As I mentioned, I've proven that I can survive a fall on a very hard surface. I want my students to be able to survive a fall too, but I don't want them to get hurt. So I teach it differently. I teach it first from seated. This allows the sensation of falling but with little impact. From standing, I have students work on slowing themselves down as they sit into the break fall. This is all done on mats. Leg take downs and sweeps allow for the next stage of "falls" to develop. When students work with each other to develop higher throws, they are still on mats but haven't taken an extensive amount of damage up to this point. They can work the throws on the mats. Once you understand a throw, you don't have to actually throw your partner each time. The whole idea is to limit the damage while still learning to the fullest. Once you've learned it, then it becomes about working the muscles and exploring subtleties. This can be done in ways other than doing a full out throw every time. I have a whole section on throwing that is taught from a kneeling position. Works the same mechanics but you're way closer to the ground. And being on a mat is good for both your knees and the shorter falls. Those subtleties can be worked on because your partner can relax and allow the throw to happen slowly and easily.

So why do we do this harsh training? Why do we hurt ourselves? The answer is ego. Either our own ego telling us that we're tough, that we need to prove how strong we are by enduring pain, either through a damaging drill or by continued training with an injury. (the heavy bag won't be impressed) Or it's your instructor's ego that needs to have "tough" students, and this harsh training is the way to prove yourself to them. Put the ego aside and look at what you're doing. Training. So train. Develop reactions with your equipment. Appropriately. And with as little intended damage as possible. Use the equipment to help you. Don't over use the equipment and ABUSE yourself.

Yes, injuries are going to happen.
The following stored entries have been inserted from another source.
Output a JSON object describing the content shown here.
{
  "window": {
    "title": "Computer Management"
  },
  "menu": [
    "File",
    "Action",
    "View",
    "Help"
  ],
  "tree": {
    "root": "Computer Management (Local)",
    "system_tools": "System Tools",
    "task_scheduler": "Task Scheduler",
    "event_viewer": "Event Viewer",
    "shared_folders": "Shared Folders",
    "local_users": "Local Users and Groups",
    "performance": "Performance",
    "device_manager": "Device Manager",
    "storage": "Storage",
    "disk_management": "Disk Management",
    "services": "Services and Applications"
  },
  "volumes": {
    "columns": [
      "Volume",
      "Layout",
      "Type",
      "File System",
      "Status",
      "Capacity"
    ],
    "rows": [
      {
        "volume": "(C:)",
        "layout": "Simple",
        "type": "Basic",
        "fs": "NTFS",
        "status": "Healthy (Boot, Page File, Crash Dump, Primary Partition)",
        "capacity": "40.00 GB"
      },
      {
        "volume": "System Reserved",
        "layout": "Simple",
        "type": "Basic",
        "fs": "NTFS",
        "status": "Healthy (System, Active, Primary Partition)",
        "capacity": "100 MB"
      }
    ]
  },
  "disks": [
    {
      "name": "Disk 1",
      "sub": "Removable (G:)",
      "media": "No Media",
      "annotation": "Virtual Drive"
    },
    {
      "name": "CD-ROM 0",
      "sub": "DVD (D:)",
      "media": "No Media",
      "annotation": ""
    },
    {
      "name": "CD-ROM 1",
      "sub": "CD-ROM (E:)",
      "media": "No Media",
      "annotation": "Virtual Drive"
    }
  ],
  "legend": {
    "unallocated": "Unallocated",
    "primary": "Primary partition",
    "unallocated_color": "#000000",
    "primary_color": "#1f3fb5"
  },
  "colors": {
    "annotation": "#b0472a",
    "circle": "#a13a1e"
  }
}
Even when you're careful. They're called accidents. They happen. I have had some things just happen to me. Or seen it happen to someone else. It wasn't because we were doing something carelessly or that was intentionally damaging. It was students who made a mistake and got hurt.

Take a good look at your own training. Look for drills that are damaging to your body. If you identify one, see if you can find another way to develop the skill. Is there another drill? Maybe you need three safe drills to replace it. It'll be worth the extra effort!
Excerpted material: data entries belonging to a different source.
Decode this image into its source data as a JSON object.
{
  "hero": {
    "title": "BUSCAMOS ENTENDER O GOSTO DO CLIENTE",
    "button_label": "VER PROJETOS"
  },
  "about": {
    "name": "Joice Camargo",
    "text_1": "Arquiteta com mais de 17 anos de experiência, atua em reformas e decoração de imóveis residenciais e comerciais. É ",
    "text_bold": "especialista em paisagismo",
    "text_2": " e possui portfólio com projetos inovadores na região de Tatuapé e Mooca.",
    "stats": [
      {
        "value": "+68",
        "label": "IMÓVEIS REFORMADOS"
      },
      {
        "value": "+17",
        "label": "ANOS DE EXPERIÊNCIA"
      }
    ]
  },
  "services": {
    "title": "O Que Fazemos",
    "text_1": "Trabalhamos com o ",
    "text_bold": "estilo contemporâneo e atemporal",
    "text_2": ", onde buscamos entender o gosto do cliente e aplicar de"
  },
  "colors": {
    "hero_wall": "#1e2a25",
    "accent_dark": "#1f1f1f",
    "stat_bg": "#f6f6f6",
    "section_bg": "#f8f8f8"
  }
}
If you're fighting for you life, or even for a championship, and you get hurt, that's one thing. If you are just abusing your body every week, at some point it is going to catch up with you. And it won't be enjoyable. And why?

The point is to train smarter, not harsher. Another thing to remember, and this is a BIG one, is that the martial artist that you see doing something amazing has two things on you: time and abuse. They put the time in, and hopefully didn't take too much abuse in that time. Don't cut corners. If it's your first year, don't expect to perform as well as someone who has been training for 10.
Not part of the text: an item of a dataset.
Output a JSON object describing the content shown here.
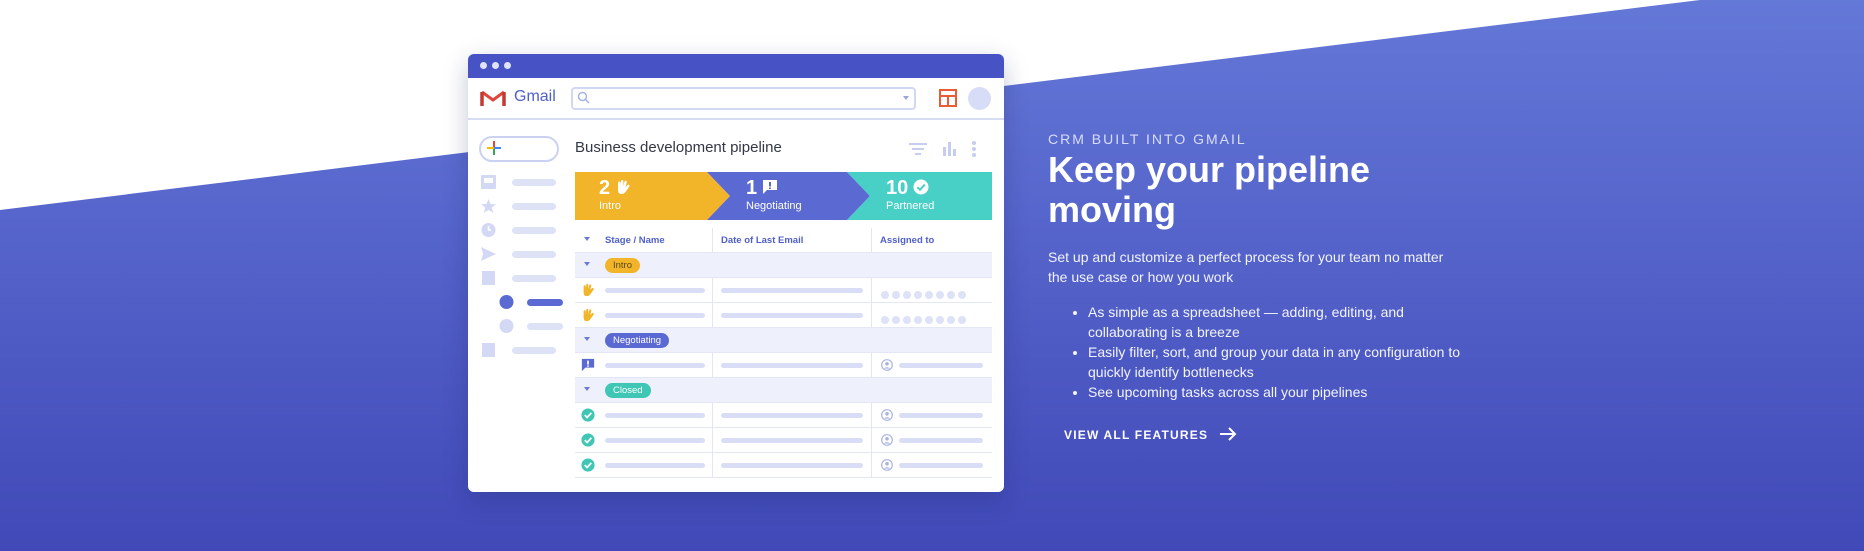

For most people, martial training is a hobby. It's something they enjoy doing. If you'd like to enjoy it for a long time, train like that. Train in a way that will allow you to continue your martial journey for years and even decades. All with a body that isn't all beat up. You'll pick up enough injuries along the way without trying to give yourself some. With some mindfulness, those injuries won't all be from your martial training. They'll be from doing something stupid like standing up on a sled.

Yes, I have a few injuries that I have to be mindful of now. But for the most part, I've been fortunate enough to avoid prolonged abusive training and the permanent effects it has to the body. I continue to train smarter instead of harsher. It's more than a hobby for me. I enjoy training, and I'm so happy that I'm still able to train. I plan on training for many more years.

I hope you can train for many more years too.